Jack Kirby, on the other hand, was a contractor. You could sink a continent in the amount of ink that's been spilled on the question of whether it was Stan's voice or Jack's visuals that ultimately made Marvel what it was, but it's hard to argue that any of this would have happened had Kirby been hit by a bus in 1960. Yet like most comics creators back then, he was paid by the page and retained no rights to any of the work he did for the company or the characters he helped create; by cashing his paychecks, he signed those rights over to the company. It took him decades just to persuade Marvel to give him back some of his original art, much of which was lost or given away or stolen in the meantime; there are horror stories about original Kirby pages being gifted to the water-delivery guy.
Kirby never sued Marvel, over the art or anything else.
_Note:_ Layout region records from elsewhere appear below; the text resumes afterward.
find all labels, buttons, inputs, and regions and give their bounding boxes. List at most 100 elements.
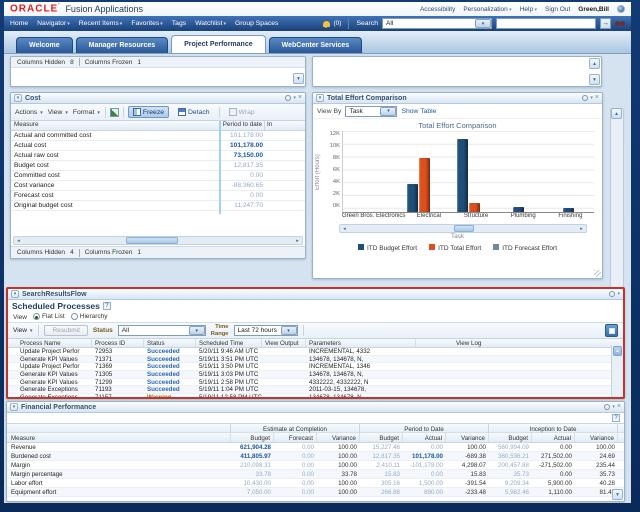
table-row[interactable]: Labor effort10,430.000.00100.00305.161,5… <box>7 479 624 488</box>
scroll-down-arrow[interactable]: ▾ <box>589 74 600 85</box>
table-row[interactable]: Generate Exceptions71193Succeeded5/19/11… <box>8 386 623 394</box>
time-range-select[interactable]: Last 72 hours ▾ <box>234 325 298 336</box>
chart-horizontal-scrollbar[interactable]: ◂ ▸ <box>339 224 587 233</box>
column-header-view-output[interactable]: View Output <box>262 339 306 347</box>
collapse-icon[interactable]: ▾ <box>11 290 19 298</box>
view-menu[interactable]: View▼ <box>48 109 69 116</box>
column-header-process-id[interactable]: Process ID <box>92 339 144 347</box>
view-menu[interactable]: View▼ <box>13 327 33 334</box>
column-header-variance[interactable]: Variance <box>317 433 360 442</box>
menu-item-recent-items[interactable]: Recent Items▾ <box>79 20 123 27</box>
gear-icon[interactable] <box>582 95 588 101</box>
column-header-period-to-date[interactable]: Period to date <box>219 121 265 130</box>
resize-grip[interactable] <box>594 270 601 277</box>
table-row[interactable]: Revenue621,904.280.00100.0015,227.460.00… <box>7 443 624 452</box>
tab-manager-resources[interactable]: Manager Resources <box>76 37 169 53</box>
global-link-accessibility[interactable]: Accessibility <box>420 6 455 13</box>
table-row[interactable]: Actual cost101,178.00 <box>11 141 305 151</box>
column-header-budget[interactable]: Budget <box>360 433 403 442</box>
collapse-icon[interactable]: ▾ <box>10 403 18 411</box>
view-by-select[interactable]: Task ▾ <box>345 106 397 117</box>
scrollbar-thumb[interactable] <box>126 237 178 244</box>
menu-item-watchlist[interactable]: Watchlist▾ <box>195 20 226 27</box>
gear-icon[interactable] <box>604 404 610 410</box>
hierarchy-radio[interactable]: Hierarchy <box>71 313 108 320</box>
close-icon[interactable]: × <box>617 404 621 410</box>
help-icon[interactable]: ? <box>103 302 111 310</box>
gear-icon[interactable] <box>285 95 291 101</box>
menu-item-favorites[interactable]: Favorites▾ <box>131 20 162 27</box>
column-header-partial[interactable]: In <box>265 121 305 130</box>
table-row[interactable]: Actual and committed cost101,178.00 <box>11 131 305 141</box>
table-row[interactable]: Generate KPI Values71371Succeeded5/19/11… <box>8 356 623 364</box>
freeze-button[interactable]: Freeze <box>128 106 169 118</box>
gear-icon[interactable] <box>609 291 615 297</box>
column-header-variance[interactable]: Variance <box>575 433 618 442</box>
status-select[interactable]: All ▾ <box>118 325 206 336</box>
table-row[interactable]: Burdened cost411,805.970.00100.0012,817.… <box>7 452 624 461</box>
column-header-actual[interactable]: Actual <box>403 433 446 442</box>
search-input[interactable] <box>496 18 596 29</box>
chevron-down-icon[interactable]: ▾ <box>612 404 615 410</box>
refresh-button[interactable] <box>605 324 618 337</box>
close-icon[interactable]: × <box>298 95 302 101</box>
global-link-sign-out[interactable]: Sign Out <box>545 6 570 13</box>
advanced-search-icon[interactable] <box>615 20 625 27</box>
table-row[interactable]: Original budget cost11,247.70 <box>11 201 305 211</box>
scroll-right-arrow[interactable]: ▸ <box>293 237 302 244</box>
chevron-down-icon[interactable]: ▾ <box>281 326 297 335</box>
close-icon[interactable]: × <box>595 95 599 101</box>
chevron-down-icon[interactable]: ▾ <box>475 19 491 28</box>
table-row[interactable]: Generate KPI Values71305Succeeded5/19/11… <box>8 371 623 379</box>
column-header-status[interactable]: Status <box>144 339 196 347</box>
search-go-button[interactable]: → <box>600 18 611 29</box>
global-link-help[interactable]: Help ▾ <box>520 6 537 13</box>
table-row[interactable]: Forecast cost0.00 <box>11 191 305 201</box>
table-row[interactable]: Generate Exceptions71157Warning5/19/11 1… <box>8 394 623 398</box>
globe-icon[interactable] <box>617 5 625 13</box>
column-header-variance[interactable]: Variance <box>446 433 489 442</box>
export-icon[interactable] <box>110 108 119 117</box>
table-row[interactable]: Actual raw cost73,150.00 <box>11 151 305 161</box>
scroll-down-arrow[interactable]: ▾ <box>293 73 304 84</box>
table-row[interactable]: Update Project Perfor72953Succeeded5/20/… <box>8 348 623 356</box>
notifications-bell-icon[interactable] <box>323 21 330 27</box>
actions-menu[interactable]: Actions▼ <box>15 109 44 116</box>
menu-item-tags[interactable]: Tags <box>172 20 186 27</box>
table-row[interactable]: Cost variance-88,360.65 <box>11 181 305 191</box>
menu-item-group-spaces[interactable]: Group Spaces <box>235 20 278 27</box>
scroll-right-arrow[interactable]: ▸ <box>577 225 586 232</box>
column-header-forecast[interactable]: Forecast <box>274 433 317 442</box>
chevron-down-icon[interactable]: ▾ <box>189 326 205 335</box>
table-row[interactable]: Budget cost12,817.35 <box>11 161 305 171</box>
collapse-icon[interactable]: ▾ <box>14 94 22 102</box>
column-header-measure[interactable]: Measure <box>7 433 231 442</box>
menu-item-home[interactable]: Home <box>10 20 28 27</box>
scroll-up-arrow[interactable]: ▴ <box>613 346 622 356</box>
column-header-process-name[interactable]: Process Name <box>8 339 92 347</box>
format-menu[interactable]: Format▼ <box>73 109 101 116</box>
column-header-measure[interactable]: Measure <box>11 121 219 130</box>
column-header-budget[interactable]: Budget <box>489 433 532 442</box>
table-row[interactable]: Update Project Perfor71369Succeeded5/19/… <box>8 363 623 371</box>
chevron-down-icon[interactable]: ▾ <box>380 107 396 116</box>
column-header-actual[interactable]: Actual <box>532 433 575 442</box>
show-table-link[interactable]: Show Table <box>401 108 436 115</box>
panel-scrollbar[interactable]: ▴ <box>611 345 623 397</box>
cost-horizontal-scrollbar[interactable]: ◂ ▸ <box>13 236 303 245</box>
search-scope-select[interactable]: All ▾ <box>382 18 492 29</box>
tab-project-performance[interactable]: Project Performance <box>171 35 265 53</box>
chevron-down-icon[interactable]: ▾ <box>293 95 296 101</box>
global-link-personalization[interactable]: Personalization ▾ <box>463 6 511 13</box>
tab-webcenter-services[interactable]: WebCenter Services <box>269 37 363 53</box>
column-header-budget[interactable]: Budget <box>231 433 274 442</box>
scrollbar-thumb[interactable] <box>454 225 474 232</box>
tab-welcome[interactable]: Welcome <box>16 37 73 53</box>
table-row[interactable]: Margin210,098.310.00100.002,410.11-101,1… <box>7 461 624 470</box>
column-header-scheduled-time[interactable]: Scheduled Time <box>196 339 262 347</box>
table-row[interactable]: Margin percentage33.780.0033.7815.830.00… <box>7 470 624 479</box>
chevron-down-icon[interactable]: ▾ <box>617 291 620 297</box>
column-header-parameters[interactable]: Parameters <box>306 339 416 347</box>
detach-button[interactable]: Detach <box>173 106 215 118</box>
column-header-view-log[interactable]: View Log <box>416 339 623 347</box>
But as the years wore on he blasted the company in interviews. He blasted Lee, its avatar. Compared him to Sammy Glick. Referred to him as a mere "office worker" who'd grabbed credit from true idea men. "It wasn't possible for a man like Stan Lee to come up with new things — or old things, for that matter," Kirby told the Comics Journal in an infamous 1990 interview. "Stan Lee wasn't a guy that read or that told stories. Stan Lee was a guy that knew where the papers were or who was coming to visit that day."
And all this happened back when the comics industry only manufactured and sold comic books. Back when even the medium's most vocal champions wouldn't have dreamed of Marvel (which filed for Chapter 11 bankruptcy in 1996) being worth $4 billion to anybody.